Here UBS and Goldman, Sachs fall within the definition of “any person” who “receives consideration” for “advising ... as to the value of securities,” i.e., the *296fairness opinions regarding the Gillette stock as related to the Procter & Gamble stock. The Secretary does, therefore, have the authority to investigate whether UBS or Goldman, Sachs defrauded the other person. Of course, the other person here is Gillette.
However, UBS and Goldman, Sachs also appear to have obligations to Gillette stockholders under the theories espoused by the Supreme Judicial Court in Nycal Corp. v. KPMG Peat Marwick, LLP, 426 Mass. 491, 495-99 (1998). Consequently, to this extent, it would appear that the Secretary has authority to investigate whether UBS or Goldman, Sachs employed any device, scheme, or artifice to defraud Gillette or its stockholders, or engaged in any act, practice, or course of business which operates or would operate as a fraud or deceit upon Gillette or its stockholders, in connection with the fairness opinions rendered in support of the proposed merger.

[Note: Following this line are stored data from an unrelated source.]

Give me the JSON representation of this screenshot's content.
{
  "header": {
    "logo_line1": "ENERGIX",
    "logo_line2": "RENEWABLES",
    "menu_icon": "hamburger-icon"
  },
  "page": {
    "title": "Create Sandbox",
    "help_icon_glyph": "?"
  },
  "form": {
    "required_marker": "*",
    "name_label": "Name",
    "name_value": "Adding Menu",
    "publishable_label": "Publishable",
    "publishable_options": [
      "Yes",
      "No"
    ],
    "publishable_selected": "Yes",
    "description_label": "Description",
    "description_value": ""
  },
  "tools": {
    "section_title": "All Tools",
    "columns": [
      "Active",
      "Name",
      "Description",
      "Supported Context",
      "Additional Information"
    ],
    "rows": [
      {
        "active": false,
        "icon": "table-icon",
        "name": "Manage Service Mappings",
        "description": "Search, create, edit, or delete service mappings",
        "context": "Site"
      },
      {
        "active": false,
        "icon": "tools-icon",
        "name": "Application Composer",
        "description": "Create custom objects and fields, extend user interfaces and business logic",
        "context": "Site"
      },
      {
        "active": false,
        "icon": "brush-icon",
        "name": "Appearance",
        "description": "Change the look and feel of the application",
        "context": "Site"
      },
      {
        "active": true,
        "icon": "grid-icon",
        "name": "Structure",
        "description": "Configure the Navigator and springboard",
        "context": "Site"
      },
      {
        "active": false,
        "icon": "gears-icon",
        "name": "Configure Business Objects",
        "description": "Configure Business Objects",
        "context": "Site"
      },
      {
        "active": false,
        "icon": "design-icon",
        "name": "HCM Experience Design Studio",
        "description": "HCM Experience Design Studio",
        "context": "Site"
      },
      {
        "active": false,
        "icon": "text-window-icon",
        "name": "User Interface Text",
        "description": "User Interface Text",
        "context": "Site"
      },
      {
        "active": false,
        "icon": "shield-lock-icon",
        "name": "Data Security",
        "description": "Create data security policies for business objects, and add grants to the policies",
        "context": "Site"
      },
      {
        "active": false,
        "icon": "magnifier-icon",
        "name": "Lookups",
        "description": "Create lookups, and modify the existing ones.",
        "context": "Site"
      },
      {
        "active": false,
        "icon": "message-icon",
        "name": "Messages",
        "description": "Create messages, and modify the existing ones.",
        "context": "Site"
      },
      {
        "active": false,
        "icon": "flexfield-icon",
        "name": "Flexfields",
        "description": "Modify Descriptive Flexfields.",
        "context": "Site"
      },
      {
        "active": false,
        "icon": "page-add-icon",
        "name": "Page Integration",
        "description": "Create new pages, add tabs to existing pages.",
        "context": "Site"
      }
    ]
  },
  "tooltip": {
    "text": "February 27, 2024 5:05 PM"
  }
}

An examination of the Subpoena issued to Gillette on March 23, 2005, reveals a breadth of information demanded that reaches far beyond the somewhat narrowly focused investigation that the Secretary announced to the Court in his opposition on April 22, 2005. Much of the mass of materials sought does not, facially at least, appear to touch on or be relevant or material to the matter under investigation or in question, i.e., whether fraud may be present in the UBS or Goldman, Sachs fairness opinions based on information provided by Gillette. Consequently, in its present form the Subpoena reaches too far. Further, given its complexity, this Court cannot — and should not — attempt to apply a blue pencil to the sections that appear too far reaching. This is for the discretion of the Secretary, not that of the Court. “(I]t is for the agency rather than the courts to determine in the first instance a question of coverage in the course of the preliminary investigation into possible violations.” Securities & Exchange Commission v. Brigadoon Scotch Distributing Co., 480 F.2d 1047, 1053 (2d Cir. 1973). And the Secretary does not have the burden of proving that his actions are not arbitrary or in excess of statutory authority. Attorney General v. Bodimetric Profiles, 404 Mass. 152, 157-58 (1989).
ORDER
For the foregoing reasons, this Court orders quashed the duces tecum subpoena issued to the Gillette Company on March 23,2005, by the Securities Division, Office of the Secretary of State of the Commonwealth. This order, however, is without prejudice to the Secretary, or his designate, issuing a new subpoena to Gillette which is consistent with the legal principles récited by the Court in the memorandum above.
In light of this Order, the parties are directed to submit to the Court written recommendations or contentions they believe remain for consideration in either or both of these consolidated cases. Any such recommendations or contentions should be filed on or before May 6, 2005, and should include proposed schedules for taking and completing the actions sought.
The four quoted titles are exactly as they appear in the Subpoena itself.